With the system structured, I tested four autonomous agent workflows — tasks a human designer would normally do manually. Each one succeeded because the agent could read the token architecture, cross-reference Figma and code, and make decisions based on semantic naming.

Drift audit
Input: Agent scans every CSS token against Figma variables. Finding: Found 35 semantic tokens in code missing from Figma. Outcome: Synced — all tokens now in both files.
Token consolidation
Input: Text/Primary (#2c2c2c) vs Text/Body (#181818) — two near-black text tokens. Finding: Agent identified they served the same purpose. Outcome: Text/Body aliased to Text/Primary in both code and Figma.
Unused token cleanup
Input: Agent grepped all 468 tokens against every component file. Finding: Found 9 dead tokens: Surface/Bulb On, Surface/Ceiling Mount, Gradient Start/Mid/End, plus 4 overlay tokens. Outcome: Removed from tokens.css — Figma checklist generated.
Font mismatch
Input: Agent inspected Data/Streak text style via Figma MCP. Finding: Flagged — using Inter instead of Fredoka for streak counter. Outcome: Corrected in Figma to match code's --font-family-display.

The critical insight from these workflows: the agent wasn't following a script. For the drift audit, it decided to grep every token against every component, identified which ones were unused, cross-referenced the Figma file, and produced a Figma cleanup checklist — all from a single prompt asking it to "check if code and Figma are in sync." The system's structure gave the agent enough context to make judgment calls.

Figma as source of truth

The system uses two canonical Figma files. The Design Tokens file holds every variable, text style, and colour swatch — organised into Primitive and Semantic sections that mirror the CSS custom property structure. The Design System file holds all 23 components organised in Figma sections, each with descriptions the MCP can read.
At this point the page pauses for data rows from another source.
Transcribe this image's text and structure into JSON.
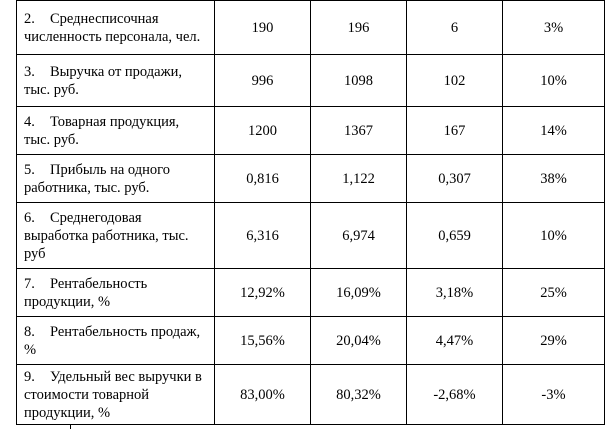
{
  "columns_count": 5,
  "rows": [
    {
      "num": "2.",
      "label_lines": [
        "Среднесписочная",
        "численность персонала, чел."
      ],
      "v1": "190",
      "v2": "196",
      "diff": "6",
      "pct": "3%"
    },
    {
      "num": "3.",
      "label_lines": [
        "Выручка от продажи,",
        "тыс. руб."
      ],
      "v1": "996",
      "v2": "1098",
      "diff": "102",
      "pct": "10%"
    },
    {
      "num": "4.",
      "label_lines": [
        "Товарная продукция,",
        "тыс. руб."
      ],
      "v1": "1200",
      "v2": "1367",
      "diff": "167",
      "pct": "14%"
    },
    {
      "num": "5.",
      "label_lines": [
        "Прибыль на одного",
        "работника, тыс. руб."
      ],
      "v1": "0,816",
      "v2": "1,122",
      "diff": "0,307",
      "pct": "38%"
    },
    {
      "num": "6.",
      "label_lines": [
        "Среднегодовая",
        "выработка работника, тыс.",
        "руб"
      ],
      "v1": "6,316",
      "v2": "6,974",
      "diff": "0,659",
      "pct": "10%"
    },
    {
      "num": "7.",
      "label_lines": [
        "Рентабельность",
        "продукции, %"
      ],
      "v1": "12,92%",
      "v2": "16,09%",
      "diff": "3,18%",
      "pct": "25%"
    },
    {
      "num": "8.",
      "label_lines": [
        "Рентабельность продаж,",
        "%"
      ],
      "v1": "15,56%",
      "v2": "20,04%",
      "diff": "4,47%",
      "pct": "29%"
    },
    {
      "num": "9.",
      "label_lines": [
        "Удельный вес выручки в",
        "стоимости товарной",
        "продукции, %"
      ],
      "v1": "83,00%",
      "v2": "80,32%",
      "diff": "-2,68%",
      "pct": "-3%"
    }
  ]
}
This separation matters for agents. When the agent needs to audit token coverage, it reads the Tokens file. When it needs to understand a component's API, it reads the Design System file. The agent knows which file to query because the architecture is explicit — not a single monolithic file where everything is mixed together.

Results

  • 468 — tokens synced between code and Figma
  • 23 — components with machine-readable descriptions
  • 9 — unused tokens found and removed by agent
  • 4 — autonomous agent workflows validated

What I learned

The biggest lesson: quality becomes measurable. When every token has a semantic name, every component has a description, and every Figma variable maps to a CSS custom property, an agent can audit the entire system and tell you exactly where the gaps are. "Design system health" stops being a feeling and starts being a number.

The limitation I hit was Code Connect — Figma's official mapping between components and code files requires an Organisation plan. But the component descriptions effectively serve the same purpose for an agent: they document the file path, props, tokens, and behaviour. The system works without the enterprise tooling.

The risk Vallaure warns about is real: fast generic systems produce forgettable output. An agent assembling from a poorly crafted design system will produce bland interfaces. But an agent operating within a system that has visual intentionality — deliberate colour choices, considered typography scales, opinionated spacing — produces output that looks designed. The craft isn't in the assembly. It's in the vocabulary the agent assembles from.

The design system is no longer just documentation for developers. It's instructions for a machine. And the designer's job is to make those instructions worth following.